Once you have the results, you have to re-associate them with the counters. This is straightforward as well:

Get the number of active counters using GPA_GetEnabledCount
Enumerate them and query the original index of the counter using GPA_GetEnabledIndex
You can now query the counter details again using GPA_GetCounterName, etc., or you just store the indices from the first enumeration and map them now
Retrieve the data using GPA_GetSampleUInt32, GPA_GetSampleUInt64, GPA_GetSampleFloat32, GPA_GetSampleFloat64

And that’s it!

Results

Here are a few results from my ray-tracer. I’ve been measuring the cache hit rate as well as the amount of data that needs to be read for each frame. You can see it in the top-left corner. Having this data “on screen” is much more useful than running it in CodeXL and having it available post-run only, as I can now immediately correlate it with a particular view and experiment.

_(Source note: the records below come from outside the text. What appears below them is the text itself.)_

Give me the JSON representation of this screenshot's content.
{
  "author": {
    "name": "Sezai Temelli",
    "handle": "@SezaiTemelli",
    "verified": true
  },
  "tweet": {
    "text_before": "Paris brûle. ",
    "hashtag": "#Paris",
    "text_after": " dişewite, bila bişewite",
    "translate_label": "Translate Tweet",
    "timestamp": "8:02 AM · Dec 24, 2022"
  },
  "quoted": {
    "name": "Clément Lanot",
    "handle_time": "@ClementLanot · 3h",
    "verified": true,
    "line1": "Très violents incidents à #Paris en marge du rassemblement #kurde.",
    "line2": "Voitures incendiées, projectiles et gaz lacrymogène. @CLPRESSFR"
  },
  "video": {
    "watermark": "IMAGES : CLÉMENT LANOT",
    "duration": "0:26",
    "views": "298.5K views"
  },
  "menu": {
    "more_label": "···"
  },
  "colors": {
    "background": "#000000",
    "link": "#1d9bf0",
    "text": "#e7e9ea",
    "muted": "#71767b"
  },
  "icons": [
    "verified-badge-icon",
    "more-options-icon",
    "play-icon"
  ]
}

This is pretty amazing, as for the first time, I can actually get precise readings from the hardware for data which is otherwise very hard to obtain. I’ve written a SIMD simulator to guess the numbers you can see above, but an error of 50% is normal for a simulator compared to the real hardware data.

The profiling is also nearly without overhead, as you can see above, the rendering including profiling runs in less than 5 ms per frame. It’s a no-brainer to add to any existing OpenCL application, and if you’re serious about performance, you should integrate this right away – you’ll be amazed what the actual cache hit and coherency rates are!

Note for HD 7970 users and Catalyst 14.4

If you are using a Southern Islands card (7970 and similar), there is a known issue with the 14.4 Catalyst which will send you straight to blue-screen county. Just downgrade to a previous driver or wait for a future one. On newer hardware (R9 290), everything works fine. I ran into this issue when trying out the API initially :) Thanks Chris!

Update: The issue has been resolved, with the Catalyst 14.6, everything works as expected again on the HD 7970.